Old Wives' Tale #1: The Telltale Carry
One of the most common gender-predictors is the way you carry your baby. Legend has it that if you’re carrying low, you’re carrying a boy; a higher bump means a little girl. Some claim that if you carry in front, you’re expecting a boy; expand horizontally and wait for a girl. Science begs to differ. The way you carry your unborn has nothing to do with gender. Muscle, uterine tone and the baby’s position dictate how you carry.
Old Wives' Tale #2: Urine Testing
This is one old wives’ tale that’s actually dangerous to consider. For years, expectant mothers have mixed their urine with Drano, predicting gender based on the color of the resulting liquid. There’s no consistent consensus as to which color indicated which gender, so staring into a greenish, bluish, or brownish bowl of liquid still gives you complete interpretation freedom. Most disturbing, however, is that the combination of urine and Drano poses a threat of fumes and explosion. This is one tale not worth pursuing.
Old Wives' Tale #3: Heart Rate Decoder
Does heart rate point to gender? This old wives’ tale claims that the fetal heart rate of a girl will exceed 140, while that of a boy will be slower. In reality, the fetal heart rate fluctuates with growth and movement. Just as your heart rate increases when you exercise, your unborn child’s heart rate speeds up when doing gymnastics in the womb. It is a scientific fact, however, that a girl’s heart rate increases more than a boy’s during labor.
Old Wives' Tale #4: Crave It
Craving sweets? Decorate that nursery in pink. Demanding sour pickles? Spend more time brainstorming boy names. While cravings might be a great opportunity to indulge in chocolate guilt-free, don’t draw a correlation between what you want to eat and who’s little mouth you’ll be feeding in the near future. The scientific community doesn’t even recognize your cravings as real; ignore those scientists and indulge anyway, but don’t put stock in this old wives’ tale.
Old Wives' Tale #5: Don’t Bathe
There’s an old wives’ tale that warns pregnant women to avoid baths. This is based on misinformation about how the body works; the fetus is protected and insulated in the womb, and water doesn’t seep into the woman’s body when bathing, so the fear of bacteria-by-bath is unfounded. Doctors do advise that expectant mothers keep their bath water under 100 degrees; enjoy the back-pain-relieving benefits of a nice, long soak.

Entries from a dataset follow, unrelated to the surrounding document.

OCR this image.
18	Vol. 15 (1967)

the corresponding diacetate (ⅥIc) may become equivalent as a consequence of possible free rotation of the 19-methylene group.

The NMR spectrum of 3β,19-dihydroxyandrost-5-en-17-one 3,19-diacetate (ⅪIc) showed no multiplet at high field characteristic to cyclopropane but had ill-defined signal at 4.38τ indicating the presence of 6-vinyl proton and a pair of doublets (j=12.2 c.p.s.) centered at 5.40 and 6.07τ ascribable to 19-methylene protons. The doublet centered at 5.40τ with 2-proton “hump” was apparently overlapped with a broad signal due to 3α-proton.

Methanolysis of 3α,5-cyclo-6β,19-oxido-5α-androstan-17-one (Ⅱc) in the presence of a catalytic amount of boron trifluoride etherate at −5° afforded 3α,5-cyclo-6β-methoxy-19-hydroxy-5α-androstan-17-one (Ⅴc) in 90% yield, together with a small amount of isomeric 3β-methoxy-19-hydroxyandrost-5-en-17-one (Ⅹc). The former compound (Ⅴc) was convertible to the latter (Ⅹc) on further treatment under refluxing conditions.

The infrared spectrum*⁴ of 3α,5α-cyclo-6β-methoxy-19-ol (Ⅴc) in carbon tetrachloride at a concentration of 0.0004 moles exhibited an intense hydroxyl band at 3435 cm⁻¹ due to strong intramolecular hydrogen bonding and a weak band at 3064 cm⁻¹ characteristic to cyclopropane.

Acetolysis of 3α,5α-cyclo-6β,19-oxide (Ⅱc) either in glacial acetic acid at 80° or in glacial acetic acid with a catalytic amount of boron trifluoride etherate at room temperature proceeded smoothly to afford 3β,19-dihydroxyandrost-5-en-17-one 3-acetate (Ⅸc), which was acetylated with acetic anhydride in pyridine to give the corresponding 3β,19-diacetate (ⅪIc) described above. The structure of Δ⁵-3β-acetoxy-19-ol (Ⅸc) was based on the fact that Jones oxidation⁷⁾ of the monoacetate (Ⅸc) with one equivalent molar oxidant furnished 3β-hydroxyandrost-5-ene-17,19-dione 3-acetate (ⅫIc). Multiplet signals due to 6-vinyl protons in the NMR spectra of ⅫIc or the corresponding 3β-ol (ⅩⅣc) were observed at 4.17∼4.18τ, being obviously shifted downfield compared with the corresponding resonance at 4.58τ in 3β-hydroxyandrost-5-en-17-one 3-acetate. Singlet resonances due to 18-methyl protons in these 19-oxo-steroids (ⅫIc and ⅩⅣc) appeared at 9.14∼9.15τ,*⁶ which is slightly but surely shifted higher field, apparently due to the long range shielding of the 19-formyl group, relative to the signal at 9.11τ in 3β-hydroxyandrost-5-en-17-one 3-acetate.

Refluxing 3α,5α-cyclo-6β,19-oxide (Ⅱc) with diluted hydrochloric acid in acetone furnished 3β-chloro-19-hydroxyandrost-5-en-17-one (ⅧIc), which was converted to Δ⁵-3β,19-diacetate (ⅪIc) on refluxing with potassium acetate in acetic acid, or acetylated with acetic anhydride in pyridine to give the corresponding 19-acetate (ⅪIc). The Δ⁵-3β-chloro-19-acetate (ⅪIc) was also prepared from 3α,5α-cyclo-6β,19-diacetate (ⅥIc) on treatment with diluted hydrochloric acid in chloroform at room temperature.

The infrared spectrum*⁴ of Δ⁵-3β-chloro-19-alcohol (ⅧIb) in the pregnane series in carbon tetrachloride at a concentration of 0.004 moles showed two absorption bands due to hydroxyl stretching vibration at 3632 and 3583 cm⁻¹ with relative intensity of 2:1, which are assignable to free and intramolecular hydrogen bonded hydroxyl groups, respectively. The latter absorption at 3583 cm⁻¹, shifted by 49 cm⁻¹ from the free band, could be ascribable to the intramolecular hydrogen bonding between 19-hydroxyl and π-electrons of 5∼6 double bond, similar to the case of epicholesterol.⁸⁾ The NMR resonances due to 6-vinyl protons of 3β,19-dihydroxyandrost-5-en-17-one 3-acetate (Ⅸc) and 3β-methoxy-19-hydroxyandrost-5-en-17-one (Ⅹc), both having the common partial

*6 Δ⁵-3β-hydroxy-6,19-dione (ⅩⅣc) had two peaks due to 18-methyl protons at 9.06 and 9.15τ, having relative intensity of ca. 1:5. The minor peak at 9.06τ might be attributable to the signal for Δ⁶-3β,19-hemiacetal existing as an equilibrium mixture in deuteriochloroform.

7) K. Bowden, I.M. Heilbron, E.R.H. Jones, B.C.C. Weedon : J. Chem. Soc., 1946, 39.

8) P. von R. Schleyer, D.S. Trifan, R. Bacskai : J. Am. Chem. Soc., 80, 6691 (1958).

Old Wives' Tale #6: Body Clues
According to an almost-endless list old wives’ tales, the changes in your body will tell you the gender of your baby. While none of them have any basis in scientific fact, it’s certainly amusing to speculate based on the following observations: a girl steals her mother’s beauty; a girl causes acne; dry hands indicate a boy; cold feet point to a boy; a larger left breast indicates a girl; dark nipples are signs of a son.
Old Wives' Tale #7: Umbilical Cord Drama
Tale: If you hold your hands above your head, your unborn offspring will be strangled by the umbilical cord. It’s a terrifying thought, and a completely unnecessary fear. Your physical movements will not dictate the position of the umbilical cord; the activeness of the little one will partially determine this. Almost one-third of all births have the cord around the neck; you cannot strangle your infant from activity while pregnant.
Another strange superstition is that wearing a lei causes umbilical cord strangulation. Clearly, superstition does not need to be based in reality.
Old Wives' Tale #8: Drink Your Baby Clean
Hydration is important. Your water intake, however, does not dictate the cleanliness of the babe in your womb. The old wives’ tale that your eight glasses a day keeps the amniotic fluid clean is a complete myth. You don’t have to worry about bathing your child until he/she is born.
Old Wives' Tale: #9 Sympathy Weight
While you’re indulging in your ice-cream cravings, it’s easy for the dad-to-be to gain a few sympathy pounds. Tradition accounts for dad’s weight gain as an indication that a girl is on her way. Really, the extra pounds only point to dad’s quality time with mom, Ben, and Jerry.
Old Wives' Tale #10: Jewelry Speaks
Some swear by these fun gender-predictors. Using a string, hand your wedding ring over your belly. If it swings back and forth, expect a girl; swinging in a circle promises a boy. The opposite is true (back and forth means a boy) if you hold a necklace over your hand.